И чем больше она думала, тем больше вгрызалась в душу острыми зубами щука-тоска. Въедалась так глубоко и цепляла так больно, что временами она начинала глухо, чуть слышно стонать. Даже после похорон дочери не было ей так плохо.
Что поделаешь, жизнь такая штука, что в ней случаются без нашего ведома трагические
Хмурым августовским утром, когда над городом нависли тяжелые тучи, которые не принесли ни капли прохлады, а только плотную влажность, от которой совсем уж нечем было дышать, Вера Ивановна решила не оставлять себе никаких шансов для отступления. Она отнесла на помойку зимнее пальто и осеннюю куртку, валенки и непромокаемые сапоги. А когда дали пенсию, то всю до копейки Вера Ивановна перечислила ее на счет, который увидела по телевизору. Какому-то мальчику срочно требовались деньги на лечение.
До девятого сентября — идеальной даты — оставался ровно месяц.
Сентябрь
— Вериванна! С праздником! Где вы, Вериванна! — звонкий голосок Лизы раздался будто с того света.
Или это она на том свете, а Лиза как раз-таки жива и здорова? Тогда почему ее так хорошо слышно?
— Вериванна! — ее затрясли за плечо. — Вам что, плохо? «Скорую» вызвать?

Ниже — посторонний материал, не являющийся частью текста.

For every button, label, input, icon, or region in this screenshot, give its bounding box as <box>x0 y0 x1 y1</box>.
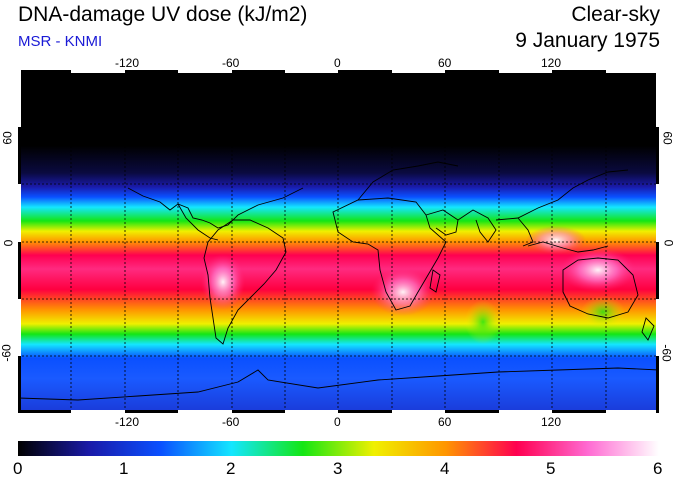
lon-tick-bottom: 0 <box>334 415 341 429</box>
coast-africa <box>332 197 447 311</box>
graticule <box>18 70 659 413</box>
colorbar <box>18 441 659 456</box>
credit-label: MSR - KNMI <box>18 33 103 50</box>
coast-south-america <box>203 219 287 345</box>
lower-dose-pacific <box>581 296 625 328</box>
lower-dose-indian-ocean <box>465 300 501 344</box>
colorbar-label: 4 <box>440 459 450 478</box>
lon-tick-top: -60 <box>222 56 240 70</box>
map-title: DNA-damage UV dose (kJ/m2) <box>18 3 308 26</box>
lat-tick-right: 60 <box>660 131 675 145</box>
hot-spot-indonesia <box>526 226 586 254</box>
coast-madagascar <box>429 269 441 293</box>
lat-tick-left: 60 <box>0 131 15 145</box>
hot-spot-australia <box>560 248 636 292</box>
lat-tick-right: 0 <box>661 239 676 247</box>
coast-indonesia <box>527 241 609 253</box>
uv-dose-map <box>18 70 659 413</box>
coast-north-america <box>127 187 304 229</box>
coast-australia <box>562 257 639 319</box>
coast-south-asia <box>457 209 497 243</box>
lon-tick-bottom: -60 <box>222 415 240 429</box>
lon-tick-top: 60 <box>438 56 452 70</box>
lon-tick-top: 120 <box>541 56 562 70</box>
lon-tick-bottom: 60 <box>438 415 452 429</box>
colorbar-label: 6 <box>653 459 663 478</box>
coast-antarctica <box>18 367 659 401</box>
colorbar-label: 3 <box>333 459 343 478</box>
lat-tick-left: 0 <box>1 239 16 247</box>
lat-tick-right: -60 <box>659 344 674 362</box>
lon-tick-top: 0 <box>334 56 341 70</box>
hot-spot-south-africa <box>371 268 435 316</box>
colorbar-label: 2 <box>226 459 236 478</box>
coast-arabia <box>425 209 459 236</box>
coast-central-america <box>177 203 219 241</box>
hot-spot-andes <box>201 254 245 310</box>
colorbar-label: 0 <box>13 459 23 478</box>
map-frame-ticks <box>18 70 659 413</box>
sky-condition-label: Clear-sky <box>571 3 660 26</box>
date-label: 9 January 1975 <box>515 29 660 52</box>
lat-tick-left: -60 <box>0 344 14 362</box>
colorbar-label: 1 <box>119 459 129 478</box>
lon-tick-bottom: -120 <box>115 415 140 429</box>
lon-tick-bottom: 120 <box>541 415 562 429</box>
coastlines <box>18 161 659 401</box>
coast-new-zealand <box>641 317 655 341</box>
uv-dose-map-canvas <box>18 70 659 413</box>
coast-se-asia <box>517 217 534 247</box>
colorbar-label: 5 <box>546 459 556 478</box>
coast-east-asia <box>495 169 629 221</box>
coast-europe <box>357 161 459 201</box>
lon-tick-top: -120 <box>115 56 140 70</box>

— Не надо «скорую», — прошептала она. — Только не «скорую».
Она не помнила, какого числа легла спать. Когда летняя жара наконец-то сменилась долгожданной прохладой, напоминая о предстоящей осени, к Вере Ивановне вернулся аппетит. Но есть дома было совершенно нечего. Неделю она ела картошку да макароны без масла, доела последнюю банку соленых огурцов. За ненадобностью разморозила и выключила холодильник. Потом перешла на пшенку да гречку на воде, но и крупы быстро кончились. Еще на два дня хватило муки, из которой пекла пресные лепешки. Потом совсем перестала выходить из дома, а когда закончилась последняя пачка чая, перешла на кипяток. В конверте под ковриком лежали в целости и неприкосновенности похоронные деньги, но их для Веры Ивановны как бы и не существовало. Они были уже в том, потустороннем мире, куда она готовилась перейти, и взять их для нее не было никакой возможности, все равно что поговорить с давно покойной мамой.

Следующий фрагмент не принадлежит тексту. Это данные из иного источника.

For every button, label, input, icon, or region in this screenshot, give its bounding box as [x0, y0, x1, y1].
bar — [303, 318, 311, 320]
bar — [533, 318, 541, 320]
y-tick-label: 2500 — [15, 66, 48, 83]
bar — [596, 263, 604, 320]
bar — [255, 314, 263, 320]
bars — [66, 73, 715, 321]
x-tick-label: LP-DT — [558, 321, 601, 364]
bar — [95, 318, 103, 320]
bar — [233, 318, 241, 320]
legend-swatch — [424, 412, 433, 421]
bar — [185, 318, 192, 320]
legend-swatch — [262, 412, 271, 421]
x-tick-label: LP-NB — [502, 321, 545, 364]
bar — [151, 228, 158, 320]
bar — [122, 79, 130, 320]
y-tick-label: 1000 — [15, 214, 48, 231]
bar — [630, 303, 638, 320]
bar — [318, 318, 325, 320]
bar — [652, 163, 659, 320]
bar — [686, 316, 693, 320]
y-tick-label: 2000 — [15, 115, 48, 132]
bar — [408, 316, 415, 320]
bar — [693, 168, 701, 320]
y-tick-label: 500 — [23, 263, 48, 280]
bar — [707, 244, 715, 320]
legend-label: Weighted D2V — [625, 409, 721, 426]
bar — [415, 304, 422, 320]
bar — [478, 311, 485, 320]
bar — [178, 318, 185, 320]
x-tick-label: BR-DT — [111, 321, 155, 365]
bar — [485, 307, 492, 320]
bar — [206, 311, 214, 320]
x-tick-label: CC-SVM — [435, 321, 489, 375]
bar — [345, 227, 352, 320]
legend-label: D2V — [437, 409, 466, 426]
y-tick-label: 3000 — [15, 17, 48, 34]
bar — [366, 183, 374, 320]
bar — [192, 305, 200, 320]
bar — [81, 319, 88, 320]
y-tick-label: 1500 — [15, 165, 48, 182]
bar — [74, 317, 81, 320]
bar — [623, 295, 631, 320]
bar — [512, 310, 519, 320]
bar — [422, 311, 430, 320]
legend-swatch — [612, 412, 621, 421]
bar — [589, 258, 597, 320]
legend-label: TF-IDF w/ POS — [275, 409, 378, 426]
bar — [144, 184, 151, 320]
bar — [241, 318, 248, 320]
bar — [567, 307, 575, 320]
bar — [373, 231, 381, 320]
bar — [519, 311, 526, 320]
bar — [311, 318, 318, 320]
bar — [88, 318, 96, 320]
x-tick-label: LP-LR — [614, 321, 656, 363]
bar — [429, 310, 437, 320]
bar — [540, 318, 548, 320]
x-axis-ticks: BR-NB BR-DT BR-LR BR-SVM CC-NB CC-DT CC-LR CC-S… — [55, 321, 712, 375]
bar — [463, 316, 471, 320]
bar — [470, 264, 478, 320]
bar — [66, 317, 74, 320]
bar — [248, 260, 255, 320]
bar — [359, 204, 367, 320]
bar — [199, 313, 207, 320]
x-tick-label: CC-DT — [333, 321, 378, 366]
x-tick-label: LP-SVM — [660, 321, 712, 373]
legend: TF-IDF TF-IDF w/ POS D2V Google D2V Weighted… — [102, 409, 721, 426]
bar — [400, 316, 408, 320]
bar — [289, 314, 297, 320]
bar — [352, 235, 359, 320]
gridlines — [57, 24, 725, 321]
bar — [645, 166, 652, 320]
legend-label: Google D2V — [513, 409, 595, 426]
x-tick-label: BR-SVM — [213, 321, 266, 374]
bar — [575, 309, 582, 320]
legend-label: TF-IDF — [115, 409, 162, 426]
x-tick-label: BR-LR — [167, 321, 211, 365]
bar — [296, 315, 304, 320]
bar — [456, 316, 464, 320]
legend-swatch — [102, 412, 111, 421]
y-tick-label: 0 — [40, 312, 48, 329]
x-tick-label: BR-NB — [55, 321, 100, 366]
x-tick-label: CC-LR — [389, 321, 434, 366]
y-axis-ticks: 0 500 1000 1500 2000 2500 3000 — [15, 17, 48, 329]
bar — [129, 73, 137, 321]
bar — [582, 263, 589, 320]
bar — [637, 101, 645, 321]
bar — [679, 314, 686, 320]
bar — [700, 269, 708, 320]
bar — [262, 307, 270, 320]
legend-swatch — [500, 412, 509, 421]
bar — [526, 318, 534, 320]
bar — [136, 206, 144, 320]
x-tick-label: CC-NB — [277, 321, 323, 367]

Поначалу, когда в доме кончилась еда, желудок ворчал от голода, изматывал ноющей болью, которую она пыталась заглушить теплой водой. Потом, спустя три дня, Веру Ивановну посетил вдруг прилив энергии. Она перемыла посуду и перестирала постельное белье, вычистила полы и даже вычесала Ваську. Разбойник тоже похудел, но с голоду явно не помирал, не иначе как находил пропитание на улице. Потом силы покинули ее так же внезапно, как появились.
И тогда она легла и закрыла глаза. Вере Ивановне снились яркие, необычные сны. То Мишаня выплывал на огромной белой лодке, исписанной уравнениями. То покойная дочь, беременная, с огромным пузом, трясла перед носом погремушкой. Изредка сквозь сон доносилось откуда-то сбоку глухое утробное урчание. Только одна мысль не отпускала, не давала провалиться в никуда: какое сегодня число? Наступило девятое или еще нет?